Cyber threats will never be eliminated, but cyber risks can be mitigated, according to Roger Cressey, NBC News’ counter-terrorism analyst and former presidential advisor to both the Clinton and Bush administrations.

Cressey addressed an audience of approximately 200 as IWCE 2015’s opening keynote speaker. He advised the varied group of industry professionals and public-safety leaders to get ahead of the cybersecurity curve and to start thinking about cyber threats proactively, rather than reactively.

The so-called Internet of Everything--the next generation of interconnectivity between traditionally non-computerized devices--presents myriad problems. Technology is moving faster than the security industry can keep up, which means cyber criminals always have the upper hand, Cressey said.

“How do we understand how all these connected devices operate in that Internet of Everything environment?” asked Cressey. “This is an enormous security issue.”

Interconnectivity means interdependencies, and interdependencies often mean weak links in the cyber-security chain, Cressey said. For example, a corporate firm could an extremely tight, sophisticated network, but it gives the office’s HVAC managers access to control thermostats remotely. If the HVAC company’s network doesn’t have the same stringent security requirements as the corporation, it becomes a liability.

This is exactly how the high-profile Target breach occurred, Cressey reminded the audience. Target reacted swiftly, and rectified the issue.

But in the case of Target, and of numerous high profile security breaches around the globe, it was the failure itself that prompted the action--a pattern that Cressey says is backward.

“If you are throwing [resources] at the problem after the fact, you are failing,” he said.

So what is the solution? “The first thing you have to do is admit you have a problem,” Cressey said.

Every organization needs to assume it will be attacked at some point.

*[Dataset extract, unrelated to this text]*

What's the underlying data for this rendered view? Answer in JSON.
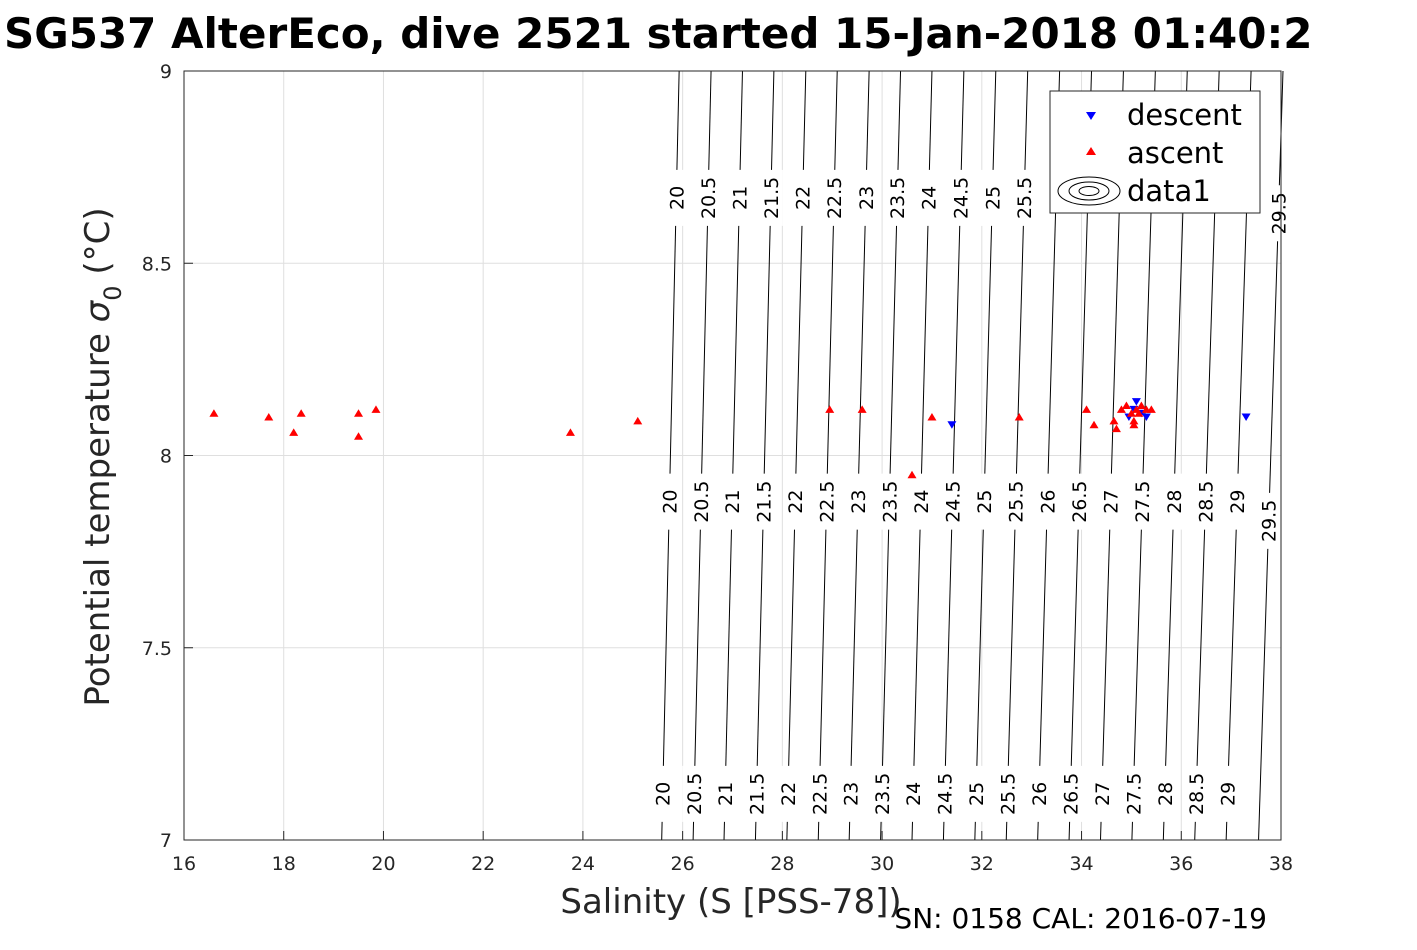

“The most sophisticated networks, in government and out of government, are going to be compromised,” says Cressey. “That’s a reality.”

The right approach is to develop a plan before the attack happens to mitigate its inevitable impact. This shift in thinking about cybersecurity that public-sector and private-sector leaders must adopt.

“An investment in cybersecurity is not about preventing the breach,” Cressey said. “It is about adopting a risk approach that allows you to minimize the impact--the data manipulation and the data loss--and resuming business operations as quickly as you can.”